After scanning the first heredoc, we tell the lexer to start retrieving the next characters from the "rest of the line" buffer. When scanning this line buffer, we'll encounter the <<'OUTPUT' marker, which indicates another heredoc string. At this point, we need to re-save the "rest of the line", which will contain:
, 'hi')
At this point, we need to continue scanning from the input file, after the point we left off after scanning the first heredoc. So, off we go, again switching input buffers in the lexer, so that the contents of the second heredoc string are scanned. Again, scanning line by line, checking for the heredoc end marker. Again, once we find the end marker, we'll switch back to the "rest of line" buffer, and finish scanning that string. Once we read EOF on the line buffer, again we switch back to the input file, and the rest of the file is scanned as if nothing happened.

Heredoc preprocessing
The heredoc handling is implemented as a separate pass over the input file. This was done to keep the complexity of the lexer manageable. Although this does result in more I/O operations, having better readable code is, IMHO anyway, a more important goal than presumably faster code, that is hard to maintain. Currently, the output of the heredoc preprocessor is written to a temporary file, of which the PIR lexer is reading.

Including files
The PIR language has a C-preprocessor-like #include directive, spelled as ".include". Logically, it's part of the macro layer, as the include directive is replaced by the contents of the specified file. However, as an included file may contain heredoc strings as well, the whole invocation scheme of the PIR compiler becomes more complex, as that included file must be handled by the heredoc preprocessor as well. 
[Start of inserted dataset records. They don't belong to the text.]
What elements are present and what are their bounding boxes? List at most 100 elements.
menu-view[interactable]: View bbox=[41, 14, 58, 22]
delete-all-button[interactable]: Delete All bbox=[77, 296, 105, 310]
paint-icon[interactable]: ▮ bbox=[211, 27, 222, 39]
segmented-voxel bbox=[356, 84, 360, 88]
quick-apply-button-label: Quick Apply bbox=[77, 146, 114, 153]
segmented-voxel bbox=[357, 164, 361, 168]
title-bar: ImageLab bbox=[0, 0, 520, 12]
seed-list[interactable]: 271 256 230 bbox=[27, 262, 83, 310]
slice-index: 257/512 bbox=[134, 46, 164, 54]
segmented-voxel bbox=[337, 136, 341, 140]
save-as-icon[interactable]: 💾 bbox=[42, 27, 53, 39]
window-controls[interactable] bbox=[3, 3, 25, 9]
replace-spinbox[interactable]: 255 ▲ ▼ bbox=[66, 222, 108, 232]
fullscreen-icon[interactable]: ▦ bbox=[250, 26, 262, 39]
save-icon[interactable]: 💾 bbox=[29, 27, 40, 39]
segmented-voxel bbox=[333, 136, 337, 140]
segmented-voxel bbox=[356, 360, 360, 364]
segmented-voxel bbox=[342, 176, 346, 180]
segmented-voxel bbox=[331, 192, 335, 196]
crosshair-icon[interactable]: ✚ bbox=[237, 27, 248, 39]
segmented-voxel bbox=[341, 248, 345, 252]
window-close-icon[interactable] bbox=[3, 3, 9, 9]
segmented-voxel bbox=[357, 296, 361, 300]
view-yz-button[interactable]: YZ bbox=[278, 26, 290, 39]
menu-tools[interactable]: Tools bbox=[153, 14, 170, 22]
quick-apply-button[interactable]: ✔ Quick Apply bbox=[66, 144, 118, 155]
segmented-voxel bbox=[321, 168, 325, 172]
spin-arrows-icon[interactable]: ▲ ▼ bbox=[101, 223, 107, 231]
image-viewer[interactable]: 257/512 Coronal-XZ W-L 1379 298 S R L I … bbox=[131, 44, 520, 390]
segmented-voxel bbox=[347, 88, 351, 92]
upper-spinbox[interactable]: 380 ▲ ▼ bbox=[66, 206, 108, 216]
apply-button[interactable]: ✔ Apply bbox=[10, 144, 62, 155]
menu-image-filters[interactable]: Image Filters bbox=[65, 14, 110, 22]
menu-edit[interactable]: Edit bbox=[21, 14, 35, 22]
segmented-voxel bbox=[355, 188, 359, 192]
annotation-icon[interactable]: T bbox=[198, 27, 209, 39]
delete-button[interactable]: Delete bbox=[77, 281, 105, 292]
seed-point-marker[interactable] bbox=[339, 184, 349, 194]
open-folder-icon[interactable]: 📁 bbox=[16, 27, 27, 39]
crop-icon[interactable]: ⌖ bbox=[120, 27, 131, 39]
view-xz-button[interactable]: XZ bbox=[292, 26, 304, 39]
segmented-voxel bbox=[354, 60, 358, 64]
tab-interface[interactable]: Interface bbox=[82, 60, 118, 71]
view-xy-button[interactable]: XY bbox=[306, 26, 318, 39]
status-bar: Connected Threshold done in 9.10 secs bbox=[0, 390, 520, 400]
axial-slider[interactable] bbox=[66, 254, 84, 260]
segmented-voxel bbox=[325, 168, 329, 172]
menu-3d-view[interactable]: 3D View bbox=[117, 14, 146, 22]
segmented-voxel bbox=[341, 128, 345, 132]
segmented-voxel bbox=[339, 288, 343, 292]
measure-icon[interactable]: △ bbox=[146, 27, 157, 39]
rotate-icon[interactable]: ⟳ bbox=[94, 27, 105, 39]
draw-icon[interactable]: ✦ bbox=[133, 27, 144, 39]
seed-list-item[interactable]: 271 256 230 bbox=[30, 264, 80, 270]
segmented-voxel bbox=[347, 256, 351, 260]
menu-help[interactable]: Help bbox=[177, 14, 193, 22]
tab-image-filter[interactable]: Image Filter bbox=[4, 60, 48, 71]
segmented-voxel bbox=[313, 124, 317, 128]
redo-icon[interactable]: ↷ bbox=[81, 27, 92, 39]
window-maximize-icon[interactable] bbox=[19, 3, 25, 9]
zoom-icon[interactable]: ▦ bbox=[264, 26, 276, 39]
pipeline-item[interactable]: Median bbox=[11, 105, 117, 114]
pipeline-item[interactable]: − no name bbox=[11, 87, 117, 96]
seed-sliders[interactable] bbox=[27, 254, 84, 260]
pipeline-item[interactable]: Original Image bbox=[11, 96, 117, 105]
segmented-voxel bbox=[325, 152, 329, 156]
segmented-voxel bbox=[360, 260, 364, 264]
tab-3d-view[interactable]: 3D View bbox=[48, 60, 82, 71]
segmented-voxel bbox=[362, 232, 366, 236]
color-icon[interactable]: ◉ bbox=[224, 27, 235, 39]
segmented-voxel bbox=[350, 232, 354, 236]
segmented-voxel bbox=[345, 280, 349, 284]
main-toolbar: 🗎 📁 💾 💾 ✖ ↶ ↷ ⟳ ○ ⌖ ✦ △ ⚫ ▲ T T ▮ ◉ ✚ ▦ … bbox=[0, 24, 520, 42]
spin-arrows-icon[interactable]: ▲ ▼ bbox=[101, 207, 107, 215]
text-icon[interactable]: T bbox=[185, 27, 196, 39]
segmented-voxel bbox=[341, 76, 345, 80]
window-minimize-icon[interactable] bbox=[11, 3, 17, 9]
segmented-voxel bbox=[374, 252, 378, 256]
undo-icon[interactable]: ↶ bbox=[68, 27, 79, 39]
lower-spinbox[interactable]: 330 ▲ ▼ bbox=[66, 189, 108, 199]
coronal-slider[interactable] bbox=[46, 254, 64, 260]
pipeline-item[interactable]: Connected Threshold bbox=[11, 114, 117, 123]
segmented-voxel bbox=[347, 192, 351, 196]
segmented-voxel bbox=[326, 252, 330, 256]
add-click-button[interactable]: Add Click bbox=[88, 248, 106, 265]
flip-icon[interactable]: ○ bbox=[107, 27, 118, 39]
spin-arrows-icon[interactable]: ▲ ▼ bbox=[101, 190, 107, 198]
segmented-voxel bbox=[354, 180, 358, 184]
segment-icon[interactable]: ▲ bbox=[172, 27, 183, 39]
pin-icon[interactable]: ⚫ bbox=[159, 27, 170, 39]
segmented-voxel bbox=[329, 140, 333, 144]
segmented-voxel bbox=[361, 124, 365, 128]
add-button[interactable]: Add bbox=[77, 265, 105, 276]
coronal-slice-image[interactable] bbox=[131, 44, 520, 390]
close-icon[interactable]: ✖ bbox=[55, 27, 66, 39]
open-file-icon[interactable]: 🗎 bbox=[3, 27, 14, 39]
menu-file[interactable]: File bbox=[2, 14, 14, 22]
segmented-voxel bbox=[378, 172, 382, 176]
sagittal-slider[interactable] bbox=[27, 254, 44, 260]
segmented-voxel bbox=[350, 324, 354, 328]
So, PIRC cheats a bit. Instead of implementing the .include directive in the macro layer, it is moved "forward" to the heredoc preprocessor. This way, the heredoc preprocessor converts all heredoc strings into normal strings (a process I like to call "flattening the string", as the multi-line string is now flat, meaning it's a one-line string), and stores the contents of all included files into the temporary file. PIRC's normal lexer only ever sees one single input file, and does not need to handle the .include directive.

This article discusses the implementation of the heredoc preprocessor. PIRC allows you to use multiple heredoc strings in a single PIR statement, which introduces some complexity to the lexer. For that reason, heredocs are processed in a separate pass over the input. Besides handling heredocs, the .include directive is handled in the heredoc preprocessor as well, to make life a bit easier for myself.